The number of available homes (active listings) at the end of June was 44,442 properties, which was a decrease of 2.1 percent versus last June and the 10th consecutive month with a year-over-year decline. The figure was an increase of 944 properties from last month though, which shows there are still plenty of available homes for purchase.
The months inventory of single-family homes, which estimates the number of months it will take to deplete current active inventory based on the prior 12 months' sales activity, came in at 5.4 months for June, unchanged from the previous month but down from a year ago.
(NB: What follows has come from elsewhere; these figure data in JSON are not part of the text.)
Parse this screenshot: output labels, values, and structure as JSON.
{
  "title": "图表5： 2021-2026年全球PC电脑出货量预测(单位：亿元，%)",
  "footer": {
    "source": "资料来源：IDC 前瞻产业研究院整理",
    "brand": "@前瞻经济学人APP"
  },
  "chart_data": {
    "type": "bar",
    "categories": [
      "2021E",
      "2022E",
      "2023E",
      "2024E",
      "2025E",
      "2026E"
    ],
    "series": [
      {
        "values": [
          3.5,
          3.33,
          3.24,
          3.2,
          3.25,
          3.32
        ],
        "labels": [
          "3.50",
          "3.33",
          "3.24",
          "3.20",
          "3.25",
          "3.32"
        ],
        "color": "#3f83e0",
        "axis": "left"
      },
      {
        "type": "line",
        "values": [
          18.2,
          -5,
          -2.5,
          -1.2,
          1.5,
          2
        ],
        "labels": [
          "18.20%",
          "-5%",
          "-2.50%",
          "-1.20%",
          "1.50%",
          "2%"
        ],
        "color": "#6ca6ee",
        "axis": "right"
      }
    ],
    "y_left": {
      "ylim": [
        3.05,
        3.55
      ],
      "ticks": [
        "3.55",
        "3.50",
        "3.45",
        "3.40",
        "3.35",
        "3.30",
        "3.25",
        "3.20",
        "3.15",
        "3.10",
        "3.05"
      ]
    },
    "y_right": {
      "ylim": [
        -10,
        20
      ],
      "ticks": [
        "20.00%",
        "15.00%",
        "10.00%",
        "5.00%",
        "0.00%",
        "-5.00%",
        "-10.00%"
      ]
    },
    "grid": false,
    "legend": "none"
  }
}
This statistic signals more of a seller's market and also shows that demand is more than keeping up with the available supply of homes.
The Houston Association of Realtors also reported:
* For the month of June, existing single-family home sales totaled 6,587, which was a 13.2 percent increase from June 2005. The median sales price for existing homes in the Houston area was $150,000, an increase of 8.3 percent compared to the same period last year.
* The number of townhouses and condos that sold in June increased substantially compared to last year's sales, with 856 units being sold last month, versus 708 properties in June 2005, or a 20.9 percent increase in year-over-year sales.
* The overall median price in the townhouse/condo segment in Houston was up 4.7 percent year-over-year in June, with the median sales price registering $125,000.
The Multiple Listing Service of the Houston Association of Realtors includes residential properties and new homes listed by 22,000 Realtors throughout Harris, Fort Bend and Montgomery counties, as well as parts of Brazoria, Galveston, Waller and Wharton counties.